Radical Possibilities

Trump’s rhetoric has resulted in a historically uncommon opportunity, where millions of Americans and people around the world from the right and left have been mobilized around principles that can produce fundamental democratic change. It is clear that the backlash against Trump’s rhetoric and policies has produced a groundswell of bottom-up activism from the left. The movement has united activists around broad issues of social justice that has resulted in new collaborations between previously distant groups. The activism from all shades of the political left has resulted in a variety of tactics including protest, campaigning and direct action.

However, what may be less apparent is the mobilization of the “forgotten majority.” On the surface, it may seem that Trump supporters have little in common with the left. However, this does not consider some of the things that may have brought them out in droves. Many supporters of Trump have cited job insecurity, unfair labor practices, disconnect from the government — all of which are not unfamiliar issues to the left, particularly the radical left.

The radical left has long grappled with the issues in Trump’s campaign, but are better equipped to address them.

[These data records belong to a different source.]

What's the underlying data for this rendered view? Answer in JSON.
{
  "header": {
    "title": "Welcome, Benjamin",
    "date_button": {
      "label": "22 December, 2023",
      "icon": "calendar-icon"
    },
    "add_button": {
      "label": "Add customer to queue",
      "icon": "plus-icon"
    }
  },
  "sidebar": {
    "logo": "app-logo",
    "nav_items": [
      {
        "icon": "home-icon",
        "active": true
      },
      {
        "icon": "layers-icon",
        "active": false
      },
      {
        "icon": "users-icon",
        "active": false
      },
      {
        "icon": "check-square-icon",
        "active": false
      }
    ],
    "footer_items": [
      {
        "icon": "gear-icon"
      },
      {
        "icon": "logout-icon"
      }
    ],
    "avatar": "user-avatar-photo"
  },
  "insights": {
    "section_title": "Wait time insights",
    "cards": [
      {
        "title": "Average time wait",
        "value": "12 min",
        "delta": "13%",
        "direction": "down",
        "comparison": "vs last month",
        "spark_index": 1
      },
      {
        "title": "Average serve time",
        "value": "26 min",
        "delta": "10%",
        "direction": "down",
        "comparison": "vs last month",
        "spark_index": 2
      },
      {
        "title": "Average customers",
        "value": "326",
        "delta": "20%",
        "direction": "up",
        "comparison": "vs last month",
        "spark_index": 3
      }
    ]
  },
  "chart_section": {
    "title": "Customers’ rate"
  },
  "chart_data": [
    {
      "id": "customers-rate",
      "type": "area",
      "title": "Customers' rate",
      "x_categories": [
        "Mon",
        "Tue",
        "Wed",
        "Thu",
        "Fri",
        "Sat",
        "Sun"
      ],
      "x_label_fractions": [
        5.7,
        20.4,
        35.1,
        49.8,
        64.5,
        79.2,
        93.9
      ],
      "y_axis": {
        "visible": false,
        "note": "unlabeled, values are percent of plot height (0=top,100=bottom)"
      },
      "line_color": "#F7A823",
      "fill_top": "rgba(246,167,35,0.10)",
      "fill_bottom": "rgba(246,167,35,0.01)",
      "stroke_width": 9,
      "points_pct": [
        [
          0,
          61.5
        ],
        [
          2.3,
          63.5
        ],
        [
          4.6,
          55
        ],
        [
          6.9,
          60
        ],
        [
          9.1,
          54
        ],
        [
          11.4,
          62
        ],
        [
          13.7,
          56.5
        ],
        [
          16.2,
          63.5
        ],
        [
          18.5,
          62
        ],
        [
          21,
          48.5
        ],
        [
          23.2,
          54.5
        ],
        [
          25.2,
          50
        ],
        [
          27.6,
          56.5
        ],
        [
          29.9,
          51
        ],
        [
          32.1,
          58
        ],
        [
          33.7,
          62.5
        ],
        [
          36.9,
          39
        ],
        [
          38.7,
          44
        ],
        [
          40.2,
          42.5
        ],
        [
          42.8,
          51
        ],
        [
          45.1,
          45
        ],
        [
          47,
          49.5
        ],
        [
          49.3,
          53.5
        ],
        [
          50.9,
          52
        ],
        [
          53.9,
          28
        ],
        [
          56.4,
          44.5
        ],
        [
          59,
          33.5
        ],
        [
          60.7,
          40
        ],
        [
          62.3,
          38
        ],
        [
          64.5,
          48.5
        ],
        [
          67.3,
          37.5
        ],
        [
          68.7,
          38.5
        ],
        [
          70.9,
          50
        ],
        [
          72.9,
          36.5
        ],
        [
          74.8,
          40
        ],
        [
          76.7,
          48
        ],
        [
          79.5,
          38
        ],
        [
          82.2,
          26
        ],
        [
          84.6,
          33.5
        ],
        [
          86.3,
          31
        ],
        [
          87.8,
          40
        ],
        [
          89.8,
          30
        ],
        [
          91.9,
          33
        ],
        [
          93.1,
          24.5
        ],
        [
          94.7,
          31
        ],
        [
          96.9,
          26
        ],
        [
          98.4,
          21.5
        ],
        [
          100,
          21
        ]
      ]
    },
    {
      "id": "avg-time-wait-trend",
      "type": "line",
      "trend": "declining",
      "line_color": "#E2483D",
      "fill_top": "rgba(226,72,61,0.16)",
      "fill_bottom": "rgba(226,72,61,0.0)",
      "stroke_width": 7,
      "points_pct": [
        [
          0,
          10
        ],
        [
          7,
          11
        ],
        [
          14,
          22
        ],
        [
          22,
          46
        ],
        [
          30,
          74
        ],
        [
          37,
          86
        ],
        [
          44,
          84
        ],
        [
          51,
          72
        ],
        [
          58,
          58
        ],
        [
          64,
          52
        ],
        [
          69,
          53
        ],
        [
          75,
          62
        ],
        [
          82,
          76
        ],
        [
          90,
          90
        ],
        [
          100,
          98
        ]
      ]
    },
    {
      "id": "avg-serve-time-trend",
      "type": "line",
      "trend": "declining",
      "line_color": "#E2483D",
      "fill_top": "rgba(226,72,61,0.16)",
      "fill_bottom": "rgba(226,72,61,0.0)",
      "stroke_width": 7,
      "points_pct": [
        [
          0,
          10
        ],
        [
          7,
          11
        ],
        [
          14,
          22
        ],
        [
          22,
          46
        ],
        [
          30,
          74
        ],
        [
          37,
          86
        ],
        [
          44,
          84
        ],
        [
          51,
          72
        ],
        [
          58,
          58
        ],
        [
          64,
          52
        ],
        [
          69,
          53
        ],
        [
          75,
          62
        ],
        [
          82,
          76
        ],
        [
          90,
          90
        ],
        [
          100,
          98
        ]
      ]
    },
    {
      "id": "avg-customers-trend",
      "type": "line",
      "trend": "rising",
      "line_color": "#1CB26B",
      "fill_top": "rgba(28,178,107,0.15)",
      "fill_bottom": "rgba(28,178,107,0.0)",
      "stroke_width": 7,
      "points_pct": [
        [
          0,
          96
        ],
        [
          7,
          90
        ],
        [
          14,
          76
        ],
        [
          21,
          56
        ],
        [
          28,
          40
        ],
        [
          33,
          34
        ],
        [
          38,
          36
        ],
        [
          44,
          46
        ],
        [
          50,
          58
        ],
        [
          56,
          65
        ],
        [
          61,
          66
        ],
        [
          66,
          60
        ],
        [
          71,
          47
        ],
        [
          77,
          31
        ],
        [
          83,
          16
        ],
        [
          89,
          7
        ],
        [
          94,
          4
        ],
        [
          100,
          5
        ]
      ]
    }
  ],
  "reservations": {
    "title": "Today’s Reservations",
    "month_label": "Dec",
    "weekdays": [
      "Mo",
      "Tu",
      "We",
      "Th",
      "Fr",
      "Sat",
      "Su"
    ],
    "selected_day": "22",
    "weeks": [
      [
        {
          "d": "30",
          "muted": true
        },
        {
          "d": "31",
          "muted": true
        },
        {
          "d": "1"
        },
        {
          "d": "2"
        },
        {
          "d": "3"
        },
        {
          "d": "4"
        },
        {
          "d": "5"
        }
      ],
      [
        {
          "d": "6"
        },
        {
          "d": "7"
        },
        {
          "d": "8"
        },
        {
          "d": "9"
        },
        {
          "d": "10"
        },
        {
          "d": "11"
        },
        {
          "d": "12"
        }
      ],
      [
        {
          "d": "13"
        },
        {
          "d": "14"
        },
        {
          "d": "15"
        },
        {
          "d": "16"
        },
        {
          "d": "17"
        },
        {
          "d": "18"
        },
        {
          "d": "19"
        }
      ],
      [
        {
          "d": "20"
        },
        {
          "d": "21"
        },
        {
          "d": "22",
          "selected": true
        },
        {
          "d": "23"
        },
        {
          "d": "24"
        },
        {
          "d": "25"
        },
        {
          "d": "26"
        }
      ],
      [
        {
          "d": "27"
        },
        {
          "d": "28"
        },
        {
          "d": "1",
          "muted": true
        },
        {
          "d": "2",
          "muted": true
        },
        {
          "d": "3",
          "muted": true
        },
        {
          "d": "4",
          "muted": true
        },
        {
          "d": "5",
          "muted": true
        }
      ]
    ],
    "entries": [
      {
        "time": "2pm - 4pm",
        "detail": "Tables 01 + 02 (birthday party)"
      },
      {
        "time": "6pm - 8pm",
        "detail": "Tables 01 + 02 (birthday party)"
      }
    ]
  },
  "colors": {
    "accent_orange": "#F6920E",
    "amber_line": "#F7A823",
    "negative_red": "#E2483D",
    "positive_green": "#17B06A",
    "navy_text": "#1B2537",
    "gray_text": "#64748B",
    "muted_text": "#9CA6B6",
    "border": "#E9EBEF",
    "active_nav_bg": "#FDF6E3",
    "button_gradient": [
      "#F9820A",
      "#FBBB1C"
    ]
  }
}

In addition to the issues in Trump’s campaign, anarchists, socialists and communists have exposed racism, sexism, xenophobia and other oppressive social conditions [2]. The reason that the radical left is able to address issues that Trump cannot is because they utilize a framework that considers how these inequities are related in a broader system. The best proponents of these movements understand that economic, social or political factors are related to general inequality, and therefore require all forms of inequity to be addressed. Framed in this way, the radical left perspective can be understood as striving toward “true democracy,” or democracy that considers the individual as they relate to others in society in the fullest sense, including their social, political and economic selves [3].

Consequently, when Trump and others from the far-right extol ideas of freedom, they miss the mark because their ideas are decontextualized from the social and economic contexts in which real people live. Chomsky explains that the recognition of the importance of social conditions for the creation of a true democracy is the major factor separating the anarchist in the leftist tradition from the far-right (2).

Trump’s inability to articulate a consistent program of change that works for the majority of Americans is because he is so radically disconnected from democratic ideals. Therefore, the key difference between Trump supporters and movements on the left is not recognition of the issues, but rather understanding of the causes or a larger framework to situate the issues. In fact, the massive turnout of Americans who have risen from apathy, with a recognition of the social ills, has brought the “other America” into a space where they may be prepared to fight for change with a potentially more inclusive, democratic vision of a new US.

Defy, Inform, Unify: The US’s New Democracy

Therefore, this is a call to organizers from the left not to dismay at the Trump win and subsequent stripping of American democratic ideals. Rather, this is an opportunity to defy the alienating rhetoric of Trump, inform those with opposing views the economic, social or political factors related to general inequality, and unite with the “opposition” in a concerted effort to produce a more democratic US.

Endnotes:

1. Buber, M. (1970). I and thou: Charles Scribner’s Sons.

2. Chomsky, N. (2013). On anarchism. New York, NY: The New Press

3. Critchley, P. (2001). Marx, reason, and freedom: Communism, rational freedom and socialised humanity. Manchester Metropolitan University.